Intro
Being one of two members on the care pod means balancing many research requests and responsibilities. Some of the areas of the website and app I have covered in the past include appointment booking, pharmacy, video visits, diabetes center, maternity center and social health. I’m going to talk specifically about my social health study I conducted and the process I went through in planning the research, which is a typical process for me when determining a team’s research needs.
Determining research questions and goals
My first step is always meeting with stakeholders to find out what their research questions are and then I develop a plan that supports these goals. For my social health project, our goal was to understand how we can best support members with social health needs with the digital tools that KP was planning to provide. These included a research library and a chatbot to help direct members to local resources. Some of the research questions we wanted to figure out included
- How will members interact with the library?
- What information is important for members to know about the organizations included in the library?
- How can we administer a chatbot conversation that has a tone that is to the point but also warm?
- How will members interact with the chatbot? What will their typing style be like?
- What information can the bot provide that will be of benefit to members?
Planning the Study
Once the research questions were determined, I planned out multiple studies including an initial interview to understand member’s needs, an interview with the call center who currently helps those with social needs to better comprehend some of the requests members come to them with and how they assist them, a take on Wizard of Oz testing where I pretended to be the chatbot and concept testing of both the chatbot and resource library.
Executing the Study
Discussing social health needs with members was very delicate. Some of the topics covered included housing instability, food insecurity, mental health needs and financial instability. One of our goals when interviewing members was to learn more about their experience facing some of these issues and what they did or wish they had during this time of need. Figuring out what helped them the most drove us towards better solutions. When conducting these interviews, I tried to remind the members that there was no pressure to share anything they did not feel comfortable doing so but also that the information they do share would be kept internally. Making users feel comfortable and supported in what they are sharing is key in creating a safe environment. One of my philosophies of conducting research is the more you can make an interview feel like a conversation instead of reading off of a script, the better.

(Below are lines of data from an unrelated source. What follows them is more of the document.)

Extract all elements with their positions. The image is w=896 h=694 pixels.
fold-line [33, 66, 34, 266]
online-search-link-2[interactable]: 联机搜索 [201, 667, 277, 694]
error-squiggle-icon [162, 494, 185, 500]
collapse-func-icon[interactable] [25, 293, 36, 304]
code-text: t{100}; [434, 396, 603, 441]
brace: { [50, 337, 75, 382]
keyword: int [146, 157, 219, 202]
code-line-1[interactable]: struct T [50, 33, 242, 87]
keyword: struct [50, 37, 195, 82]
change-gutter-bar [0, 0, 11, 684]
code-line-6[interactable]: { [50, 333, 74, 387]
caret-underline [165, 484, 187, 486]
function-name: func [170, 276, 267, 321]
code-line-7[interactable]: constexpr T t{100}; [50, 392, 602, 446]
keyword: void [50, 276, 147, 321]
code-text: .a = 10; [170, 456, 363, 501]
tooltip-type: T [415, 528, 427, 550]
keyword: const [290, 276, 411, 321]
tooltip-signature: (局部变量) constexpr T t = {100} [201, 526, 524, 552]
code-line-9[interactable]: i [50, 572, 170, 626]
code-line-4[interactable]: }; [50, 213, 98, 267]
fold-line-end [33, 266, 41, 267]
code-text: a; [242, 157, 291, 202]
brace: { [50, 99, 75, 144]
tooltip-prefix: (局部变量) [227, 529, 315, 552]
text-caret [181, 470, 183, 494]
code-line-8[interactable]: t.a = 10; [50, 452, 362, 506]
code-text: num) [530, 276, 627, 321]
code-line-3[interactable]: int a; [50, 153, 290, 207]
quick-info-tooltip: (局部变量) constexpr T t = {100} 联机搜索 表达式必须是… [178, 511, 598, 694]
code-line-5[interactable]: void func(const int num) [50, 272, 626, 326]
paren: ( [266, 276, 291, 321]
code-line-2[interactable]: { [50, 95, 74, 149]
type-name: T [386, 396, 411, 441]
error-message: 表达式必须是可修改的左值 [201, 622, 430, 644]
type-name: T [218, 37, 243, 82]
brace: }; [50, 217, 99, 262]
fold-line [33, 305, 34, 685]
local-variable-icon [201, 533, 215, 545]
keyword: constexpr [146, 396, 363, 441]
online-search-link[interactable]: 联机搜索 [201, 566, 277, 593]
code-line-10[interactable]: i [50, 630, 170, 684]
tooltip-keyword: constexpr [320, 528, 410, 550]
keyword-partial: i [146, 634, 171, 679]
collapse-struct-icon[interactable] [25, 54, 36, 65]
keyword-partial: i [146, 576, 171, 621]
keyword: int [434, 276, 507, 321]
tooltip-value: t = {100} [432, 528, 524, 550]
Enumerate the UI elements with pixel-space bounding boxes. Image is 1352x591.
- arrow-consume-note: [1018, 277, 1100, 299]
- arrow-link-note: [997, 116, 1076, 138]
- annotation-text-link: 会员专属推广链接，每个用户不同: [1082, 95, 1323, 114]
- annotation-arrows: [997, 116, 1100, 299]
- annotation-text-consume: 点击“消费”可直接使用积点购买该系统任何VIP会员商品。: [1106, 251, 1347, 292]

You don’t want the user to feel like they’re being interrogated.
My favorite part of this study was trying something new when doing the Wizard of Oz testing for the chatbot. I put a spin on traditional Wizard of Oz testing which requires a pre-written conversation between you and a user which is read aloud, and instead copied and pasted a pre-written conversation into the chat of our meeting. I had multiple paths defined that the user could take and each had separate responses written by our UX writer. I was responsible for comprehending what the user had written and determining which pre-written response was appropriate. I would pause throughout the conversation to ask for user’s feedback on the chatbot’s response as well as question why the user typed their response a certain way. Our goal of this study was to understand how users would react to the chatbot’s responses and have them focus on that rather than the interface. We also wanted the user to be able to naturally type a response as close to as they would a real chatbot. By mimicking this experience we were able to get feedback on the chatbot’s tone, content and helpfulness in providing assistance.
Sharing out the Findings with the Team
After analyzing the data and presenting the findings to the team, I determined a better flow for the chatbot conversation by minimizing the amount of steps taken for the user to get the information about the social health organizations. I figured out what parts of the conversation to eliminate or move and we were able to iterate on the chatbot’s tone as we’d received feedback that the tone could be friendlier. User’s trust in chatbots was very low as many had had negative past experiences with chatbots understanding them. One of my major findings was that this chatbot must be fully comprehensive, otherwise, users will not use it. If they have one bad experience with it, they will be turned off from it for good, especially, when they have the resource library as an alternative. With this in mind, the team is making sure to take the time needed to roll out the most comprehensive version of a chatbot possible.
Determining Next Steps and Roadmap Impact
The team is working on building a chatbot that allows members to find the resources for any of their social health needs. After talking with the call center, one of their practices is to ask members if they need help with issues related to the one they are calling about e.g. if a member is experiencing housing instability, asking them if they also need help with paying for food. One of the goals of the team is to mimic the conversation they may have with the call center and provide them as much help as they may need. The research provided insight into how this chatbot can be so much more than a robot that sends users links but instead provide help with issues they may not have even thought about or provide a number to the call center when they’re feeling lost. When these users are coming to us in a time of need, it may be hard for them to think straight. Having a user experience that doesn’t just provide users with what they need but also with resources they might not even know they need is what will make this project go above and beyond.